Martin Kwaukas Geldtipp der Woche:
Teurere Kredite zur Sanierung der Banken

Es ist eine eigenartige Allianz. Die ­Finanzmarktaufsicht will jetzt gemeinsam mit der Nationalbank und einigen Großbanken das endgültige Aus für Fremdwährungskredite durchsetzen.

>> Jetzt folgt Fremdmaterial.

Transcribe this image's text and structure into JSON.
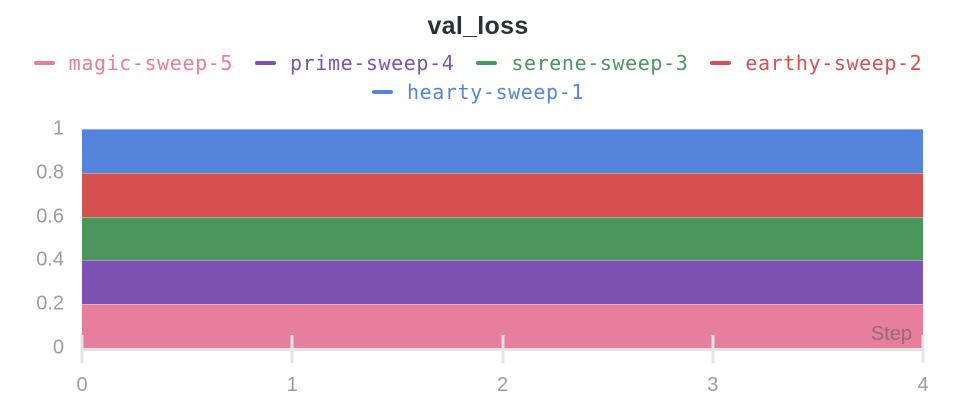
{
  "header": {
    "title": "val_loss"
  },
  "chart_data": {
    "type": "area",
    "title": "val_loss",
    "xlabel": "Step",
    "ylabel": "",
    "x": [
      0,
      1,
      2,
      3,
      4
    ],
    "xlim": [
      0,
      4
    ],
    "ylim": [
      0,
      1
    ],
    "xtick_labels": [
      "0",
      "1",
      "2",
      "3",
      "4"
    ],
    "ytick_labels": [
      "1",
      "0.8",
      "0.6",
      "0.4",
      "0.2",
      "0"
    ],
    "grid": false,
    "legend_position": "top",
    "axis_label_color": "#9b9ba2",
    "axis_line_color": "#e4e4e8",
    "title_color": "#2b3139",
    "series": [
      {
        "name": "magic-sweep-5",
        "color": "#E77E9C",
        "values": [
          0.2,
          0.2,
          0.2,
          0.2,
          0.2
        ]
      },
      {
        "name": "prime-sweep-4",
        "color": "#7C52B3",
        "values": [
          0.4,
          0.4,
          0.4,
          0.4,
          0.4
        ]
      },
      {
        "name": "serene-sweep-3",
        "color": "#4A965C",
        "values": [
          0.6,
          0.6,
          0.6,
          0.6,
          0.6
        ]
      },
      {
        "name": "earthy-sweep-2",
        "color": "#D6504F",
        "values": [
          0.8,
          0.8,
          0.8,
          0.8,
          0.8
        ]
      },
      {
        "name": "hearty-sweep-1",
        "color": "#5585DB",
        "values": [
          1.0,
          1.0,
          1.0,
          1.0,
          1.0
        ]
      }
    ]
  }
}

Man muss kein Prophet sein, um die Folgen vorauszusehen: Die Immobilienfinanzierung wird künftig deutlich teurer werden. In den vergangenen Jahren lag der Frankenzinssatz im Schnitt um rund 1 Prozent günstiger als die Eurozinsen, mit diesem Abstand ist auch in den kommenden Jahren zu rechnen. Dazu waren die Verdienstspannen der Banken kleiner, weil Frankenkredite transparenter als Eurohypotheken konstruiert sind: Es wird einfach auf den variablen Franken-Basiszinssatz eine klar definierte Bankenmarge aufgeschlagen, die in manchen Fällen sogar unter 1 Prozent liegt. Bei Eurovarianten ist die Verdienstspanne der Geldinstitute dagegen viel schwerer zu durchschauen – und liegt dementsprechend oft bei 2 Prozent und höher. Das heißt: In Summe haben sich Hausherren bis zu 2 Prozent Zinsen im Jahr gespart. Zwar steht dem das Risiko von Währungsverlusten gegenüber. Derzeit dürfte aber die überwiegende Zahl der Frankenverträge weit im Plus liegen.

Die Bremse gezogen
Es ist durchaus verständlich, dass die FMA die einst ­allzu großzügige Vergabe von Franken­dar­lehen einbremst, zumal den meisten Kunden auch noch ein riskanter Tilgungsträger dazuverkauft wurde, mit dem die endfälligen Frankenschulden einst zurückgezahlt werden sollten. Dabei ist es zu haarsträubenden Exzessen gekommen. So wurden sogar einzelne Aktien wie etwa die Immofinanz als Tilgungsträger verhökert. Doch geht es der FMA nicht um Konsumentenschutz, sondern um den Schutz der Großbanken. Diese haben auch in Osteuropa jede Menge Fremdwährungskredite vergeben, sogar an Autokäufer. Weil dies die Stabilität der Institute ­massiv gefährdet, wurde die Notbremse ge­zogen. Allerdings nicht in Osteuropa, wo es nach wie vor neue Frankenkredite gibt, sondern nur in Österreich. So zahlen künftige Generationen von Hausherren die Sanierung des Bankensystems mit. Das ist nicht nur ein individuelles, sondern auch ein volkswirtschaftliches Pro­blem: Teurere Kredite sind langfristig auch eine Wachstumsbremse.